You may be confused. .NET Standard 2.0 support for UWP means the upgrade path is (finally) here today. Start a UWP project in VS 2017.4, make sure the project targets the Fall Creator's Update (the Windows 10 feature update to be released at the end of this month), and from that UWP app you can now add a reference to almost anything on NuGet you want. .NET Standard 2.0 support means that if it ran on the .NET Framework 4.x, it likely runs on UWP now (with rarer but obvious exceptions like using old WPF or WinForms libraries, some of which will still "work" as no-ops not actually doing anything).

Again, I'm not sure how much clearer of an upgrade path you could want? If you have a WPF app today, everything but the XAML will work in Fall Creators Update UWP. The XAML may even be trivial to convert to UWP XAML, they are related like family.


Wait so are you saying UWP apps can now access the machine they're running on in a sane manner (so, limited only by the privileges of the user who ran the app, without additional limitations enforced by the platform itself)?

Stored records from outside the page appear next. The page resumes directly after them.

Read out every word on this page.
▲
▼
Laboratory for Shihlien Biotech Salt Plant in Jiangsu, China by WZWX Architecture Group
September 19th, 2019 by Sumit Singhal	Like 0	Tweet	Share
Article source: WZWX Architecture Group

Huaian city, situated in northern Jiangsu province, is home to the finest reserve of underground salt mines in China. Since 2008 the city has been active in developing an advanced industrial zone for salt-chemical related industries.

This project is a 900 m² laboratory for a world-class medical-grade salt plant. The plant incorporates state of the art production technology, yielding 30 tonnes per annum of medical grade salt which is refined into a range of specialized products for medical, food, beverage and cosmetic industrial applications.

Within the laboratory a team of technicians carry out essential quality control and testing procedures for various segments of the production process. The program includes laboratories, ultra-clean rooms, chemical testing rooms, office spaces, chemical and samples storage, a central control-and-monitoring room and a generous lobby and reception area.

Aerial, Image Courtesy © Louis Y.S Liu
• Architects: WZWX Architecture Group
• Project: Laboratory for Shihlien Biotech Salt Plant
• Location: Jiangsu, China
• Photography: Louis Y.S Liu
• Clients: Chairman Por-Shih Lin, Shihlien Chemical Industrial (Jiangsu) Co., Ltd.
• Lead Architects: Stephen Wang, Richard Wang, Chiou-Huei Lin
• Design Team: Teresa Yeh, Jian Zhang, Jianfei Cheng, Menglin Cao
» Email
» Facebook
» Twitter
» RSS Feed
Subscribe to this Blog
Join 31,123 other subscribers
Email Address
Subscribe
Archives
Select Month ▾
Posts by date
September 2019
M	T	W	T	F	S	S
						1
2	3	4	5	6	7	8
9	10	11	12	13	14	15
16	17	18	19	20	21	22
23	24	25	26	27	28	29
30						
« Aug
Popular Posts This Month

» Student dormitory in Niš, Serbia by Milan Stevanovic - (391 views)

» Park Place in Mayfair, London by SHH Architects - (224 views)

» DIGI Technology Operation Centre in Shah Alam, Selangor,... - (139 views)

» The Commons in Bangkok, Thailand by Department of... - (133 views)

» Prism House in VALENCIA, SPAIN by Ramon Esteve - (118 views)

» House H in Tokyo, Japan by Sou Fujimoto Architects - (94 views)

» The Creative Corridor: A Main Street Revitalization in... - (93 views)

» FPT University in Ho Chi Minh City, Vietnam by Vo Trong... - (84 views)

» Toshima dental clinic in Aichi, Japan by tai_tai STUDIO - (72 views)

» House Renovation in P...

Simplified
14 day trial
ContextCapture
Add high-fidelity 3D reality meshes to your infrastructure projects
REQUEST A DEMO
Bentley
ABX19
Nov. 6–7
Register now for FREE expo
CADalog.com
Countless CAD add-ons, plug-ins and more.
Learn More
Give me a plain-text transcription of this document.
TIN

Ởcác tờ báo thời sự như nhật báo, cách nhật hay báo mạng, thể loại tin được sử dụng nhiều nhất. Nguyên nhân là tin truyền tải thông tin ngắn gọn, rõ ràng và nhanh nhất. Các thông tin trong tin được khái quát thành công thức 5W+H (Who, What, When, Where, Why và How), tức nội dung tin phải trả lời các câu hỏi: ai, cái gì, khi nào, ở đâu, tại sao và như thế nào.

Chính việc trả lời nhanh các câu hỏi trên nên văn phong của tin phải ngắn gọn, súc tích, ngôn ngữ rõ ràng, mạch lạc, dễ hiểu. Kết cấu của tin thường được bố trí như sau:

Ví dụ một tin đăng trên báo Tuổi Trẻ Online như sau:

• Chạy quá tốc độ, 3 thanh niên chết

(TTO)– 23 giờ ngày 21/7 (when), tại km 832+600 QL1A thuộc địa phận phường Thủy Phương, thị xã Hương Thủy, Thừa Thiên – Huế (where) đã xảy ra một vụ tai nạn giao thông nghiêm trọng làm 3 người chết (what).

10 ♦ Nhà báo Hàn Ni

Because that was the main limitation of Metro apps, you couldn't really do anything useful with them, you couldn't even access the hard drive normally or edit the windows registry. This is why you couldn't "upgrade". It wasn't an upgrade to any previous tech, it was a downgrade as the platform literally had less capabilities. It is, or at least was, basically a platform for making sandboxed mobile apps that you can run on the desktop...

This is why they clearly weren't (at least Metro, I haven't worked with UWP) an "upgrade" to anything. Silverlight wasn't an "upgrade" to WPF for the exact same reason. It was a more limited platform and you couldn't switch WPF apps over. So MS calling Silverlight or Metro a new version of WPF would have been retarded.


Things are still sandboxed, but the sandbox has grown a lot since early Windows 8 ("Metro" era). Depending on your definition of "sane", it seems rather "sane" to me to have at least some sandbox protection of the applications to run. Yes, Windows 8 felt like a straight-jacket more than a sandbox to some, but current UWP, especially with .NET Standard 2.0 support in the FCU, at least builds with most of the libraries even if some of them are essentially no-ops or (security) exceptions at runtime.

So, you still can't touch the registry by default, but why would you want to? There are much better places to store stuff.

The UWP is meant to be a replacement for Win32, so it shouldn't be a shock that a lot of Win32 components aren't available by default.

However, you can use the Desktop Bridge and request permission in your app manifest for more privileges, including things like registry access. The Desktop Bridge has a lot of examples out there on things you can do. You can use the Desktop Bridge to transition a WPF app slowly to UWP over time. For instance, you could launch UWP screens from your WPF app, allowing you to move piece-at-a-time if you wanted. There are even samples on how to migrate settings currently stored in the registry (ugh, why) over to Local AppData storage like a proper application, to transition away from Win32 bad practices. (Of course, the parts of the application that need the Desktop Bridge will only work on Windows with a Win32 subsystem.)


There was no migration story. Usually an API gets more features but in this case they took away a lot of critical stuff. A lot of us write applications that need the full power of the OS and not just a small arbitrarily chosen subset.